The government says that every large company must make a board member responsible for late payments to small business, and they need to report on progress in annual reports.
Giving his Spring Statement in the House of Commons this afternoon, Chancellor Philip Hammond announced that the business secretary has been tasked to see the move through. The Chancellor said that a non-executive director should be responsible for the supply chain through the audit committee of every large business, and report back through the annual report on progress.
Nearly half of Britain’s micro businesses suffer from chronic late payments from clients. Just 52 per cent of invoices sent during 2017 were paid on time or within three days of payment deadlines, according to research by accountancy software firm FreeAgent.
Over 50,000 businesses go bust each year because of late payment, which depresses the economy by about £2.5 billion. And there are around £500 billion worth of unpaid invoices currently in the UK.
Federation of Small Businesses (FSB) chairman Mike Cherry hailed the Chancellor’s announcement, saying “the end of late payments could finally be in sight”.
“At a time of great uncertainty, the Chancellor has shown today that there is still plenty of scope to support the UK’s small businesses. Poor payment practices by big businesses towards their smaller suppliers are rife and pernicious, leading to the closure of 50,000 small firms a year.
“Four out of five small businesses have been paid late, and we told the Chancellor that today was the moment to act, to tackle this scourge once and for all … It can’t come soon enough, to bolster small businesses at a time when they are in great need of support and a lift in confidence.”
How to stop late payment
If you’re still struggling, here are five top tips to avoid late payment and control cash flow.

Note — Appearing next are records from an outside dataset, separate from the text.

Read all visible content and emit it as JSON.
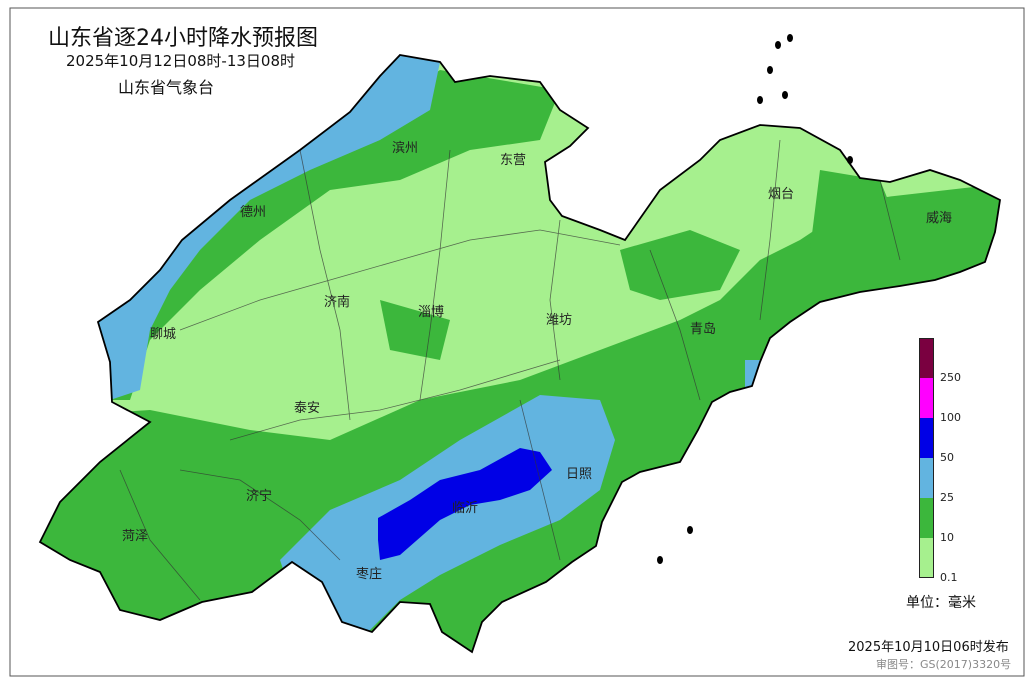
{
  "header": {
    "title": "山东省逐24小时降水预报图",
    "period": "2025年10月12日08时-13日08时",
    "agency": "山东省气象台"
  },
  "cities": [
    {
      "name": "滨州"
    },
    {
      "name": "东营"
    },
    {
      "name": "德州"
    },
    {
      "name": "烟台"
    },
    {
      "name": "威海"
    },
    {
      "name": "聊城"
    },
    {
      "name": "济南"
    },
    {
      "name": "淄博"
    },
    {
      "name": "潍坊"
    },
    {
      "name": "青岛"
    },
    {
      "name": "泰安"
    },
    {
      "name": "日照"
    },
    {
      "name": "济宁"
    },
    {
      "name": "临沂"
    },
    {
      "name": "菏泽"
    },
    {
      "name": "枣庄"
    }
  ],
  "legend": {
    "bins": [
      {
        "color": "#a6f08e"
      },
      {
        "color": "#3cb73c"
      },
      {
        "color": "#62b4e0"
      },
      {
        "color": "#0000e6"
      },
      {
        "color": "#ff00ff"
      },
      {
        "color": "#7a0040"
      }
    ],
    "thresholds": [
      "0.1",
      "10",
      "25",
      "50",
      "100",
      "250"
    ],
    "unit": "单位：毫米"
  },
  "footer": {
    "issued": "2025年10月10日06时发布",
    "approval": "审图号：GS(2017)3320号"
  }
}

1. Get your terms and conditions right – Creating a standard set of terms and conditions can protect you from late- or non-payment, limiting your liabilities and providing you with some security. Make your customer aware of the terms before doing business with them and, if possible, ask them to accept them in writing. Your terms and conditions should cover:
- the price
- your arrangements for delivery
- the payment terms – if you don’t agree a credit period with your customers the law sets a default of 30 days
- your right to charge interest on late payments and claim compensation for debt-recovery costs
2. Credit check your customers – You can check your customers credit in the following ways:
- check that bank references are genuine
- if possible, check your customer’s payment record with some of their other suppliers. Click here for a guide on credit checking from The Better Payment Practice Commission.
- pay for an online credit rating from a credit reference agency
- check a limited company’s accounts at Companies House
- search the Register of Judgments Orders and Fines – held at Registry Trust Ltd
- check with the Insolvency Service. Click here to visit the site
3. Reduce payment risks – Asking for a deposit or advance before supplying goods or services will reduce the risk of not receiving payment.
Alternatively, the funds could be held by an independent party until the work has been carried out or the products supplied. Banks may be willing to offer this service or you could use a stakeholder fund, which gives the contractor access to working funds while providing the client with some security.
Other ways of reducing late payment risk include:
- Third-party guarantees – legally binding agreements for a third party to pay if your customer does not
- Credit insurance. This will cover you if your customer becomes insolvent
- Automated payment systems, such as BACS or CHAPS – these will provide payment certainty and prevent the risks associated with bounced, missing or lost cheques
- Legal expenses insurance – this covers the costs of recovering debts though the courts
4. Chase up late payment quickly – If your customers know you are quick to deal with late payment, they will be less likely to delay or ‘forget’ to pay. You could also offer a small discount for reliable customers who pay within the credit period regularly, although this would need to be managed closely to ensure your business was not losing out in the deal.
5. Reduce credit terms for businesses that keep paying late – It may be worth considering tightening the payment terms for repeat offenders, but try to find out the reason for late payment before going ahead with this step; you may be able to come to a mutual agreement with the client. Remember also that non-paying customers are not customers at all, you could consider simply not supplying those who refuse to pay.
6. Work closely with your customers – Getting to know your customers, the way that they work and their specific requirements may help to reduce late payments. If you understand the business that you are supplying or providing a service to, you are more likely to establish a working relationship that will suit you as the supplier and your customers.